The protest movement began in 2016 when San Francisco 49ers quarterback Colin Kaepernick refused to stand for the anthem, hoping to bring attention to racial inequality and police mistreatment of African Americans. Kaepernick has been unsigned since the end of that season.

“I personally protest with you and want to be part of the much-needed change in this country,” Goodell said. “Without black players, there would be no National Football League. And the protests around the country are emblematic of the centuries of silence, inequality and oppression of black players, coaches, fans and staff. We are listening. I am listening. And I will be reaching out to players who have raised their voices and others on how we can improve and go forward for a better and more united NFL family.”

Patrick Mahomes, Deshaun Watson, Odell Beckham Jr. and Ezekiel Elliott were among the players who released the video Thursday night about Floyd’s death.

“What if I was George Floyd?” players said on the video. Later, they said: “So, on behalf of the National Football League, this is what we, the players would like to hear you state: ‘We, the National Football League, condemn racism and the systematic oppression of black people. We, the National Football League, admit wrong in silencing our players from peacefully protesting.

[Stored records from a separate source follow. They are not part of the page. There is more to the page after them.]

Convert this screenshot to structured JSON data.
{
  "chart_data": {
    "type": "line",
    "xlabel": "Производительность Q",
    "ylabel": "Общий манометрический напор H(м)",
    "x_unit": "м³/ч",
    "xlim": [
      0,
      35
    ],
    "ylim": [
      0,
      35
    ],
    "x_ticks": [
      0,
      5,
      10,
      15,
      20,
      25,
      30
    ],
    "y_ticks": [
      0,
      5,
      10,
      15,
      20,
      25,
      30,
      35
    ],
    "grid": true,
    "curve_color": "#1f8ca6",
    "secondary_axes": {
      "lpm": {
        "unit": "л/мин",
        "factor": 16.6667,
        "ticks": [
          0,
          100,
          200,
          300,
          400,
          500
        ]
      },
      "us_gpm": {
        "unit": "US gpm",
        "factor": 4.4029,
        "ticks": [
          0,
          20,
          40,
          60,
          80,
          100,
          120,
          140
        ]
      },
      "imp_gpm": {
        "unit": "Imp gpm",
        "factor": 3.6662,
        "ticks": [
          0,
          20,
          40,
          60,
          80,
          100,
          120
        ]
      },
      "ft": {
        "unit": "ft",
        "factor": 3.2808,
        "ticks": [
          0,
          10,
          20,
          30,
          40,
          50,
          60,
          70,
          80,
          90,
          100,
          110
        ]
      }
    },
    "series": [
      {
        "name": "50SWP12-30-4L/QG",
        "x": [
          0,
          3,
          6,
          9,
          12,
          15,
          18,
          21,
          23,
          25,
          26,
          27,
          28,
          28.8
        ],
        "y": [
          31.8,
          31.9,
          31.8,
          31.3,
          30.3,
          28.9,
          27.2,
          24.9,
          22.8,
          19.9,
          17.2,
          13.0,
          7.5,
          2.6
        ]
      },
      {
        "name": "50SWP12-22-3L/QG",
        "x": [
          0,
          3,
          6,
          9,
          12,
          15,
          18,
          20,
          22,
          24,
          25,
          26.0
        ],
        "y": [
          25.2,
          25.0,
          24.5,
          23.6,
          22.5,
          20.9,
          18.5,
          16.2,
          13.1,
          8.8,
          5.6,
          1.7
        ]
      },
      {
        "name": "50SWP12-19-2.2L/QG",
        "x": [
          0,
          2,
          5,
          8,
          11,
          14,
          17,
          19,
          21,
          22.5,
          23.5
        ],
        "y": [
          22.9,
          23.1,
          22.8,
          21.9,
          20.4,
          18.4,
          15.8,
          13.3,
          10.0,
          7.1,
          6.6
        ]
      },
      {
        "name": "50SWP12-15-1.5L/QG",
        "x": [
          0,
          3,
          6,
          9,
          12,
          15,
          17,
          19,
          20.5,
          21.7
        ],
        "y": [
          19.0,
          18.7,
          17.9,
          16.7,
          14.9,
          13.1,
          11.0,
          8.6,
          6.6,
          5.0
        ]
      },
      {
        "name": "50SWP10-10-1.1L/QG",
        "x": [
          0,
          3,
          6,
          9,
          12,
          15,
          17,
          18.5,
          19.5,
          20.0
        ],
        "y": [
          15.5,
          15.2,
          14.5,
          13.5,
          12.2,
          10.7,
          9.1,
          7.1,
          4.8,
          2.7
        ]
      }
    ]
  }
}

We, the National Football League, believe black lives matter.’ ”

According to a person familiar with the situation, a member of the league office’s social media team was aware the video was being made after being contacted by one of the players.

The league wrote Friday on its Twitter account: “Players, we hear you,” with the video attached.

Kaepernick settled a collusion grievance that he filed accusing the league and franchise owners of conspiring improperly to keep him out the NFL. Goodell said repeatedly that teams made their own decisions about whether to sign Kaepernick. Attempts by the league to stage a tryout for Kaepernick in front of a large number of teams last year unraveled over disagreements about the terms of the tryout, and Kaepernick instead held his own workout for a smaller number of teams at an Atlanta-area high school.

The NFL and owners reached a deal with a group of players on a social justice initiative in the aftermath of a 2017 controversy, intensified by comments made by Trump at a political rally over players’ protests and the anthem policy.

Fans’ attention on the NFL’s anthem policy gradually waned as fewer players protested and Trump mostly abandoned the topic after intensifying the controversy in the fall of 2017. The owners and league discarded a modified anthem policy to which they’d agreed in May 2018. That policy gave players the option to remain in the locker room for the anthem and empowered the league to fine a team for any protest by a player during the anthem but left it up to the team to decide whether to discipline a player for a protest. It was shelved after the NFL Players Association filed a grievance and contemplated litigation and following a report that the Miami Dolphins were leaving open the possibility of suspending a player for conduct detrimental to the team for a protest.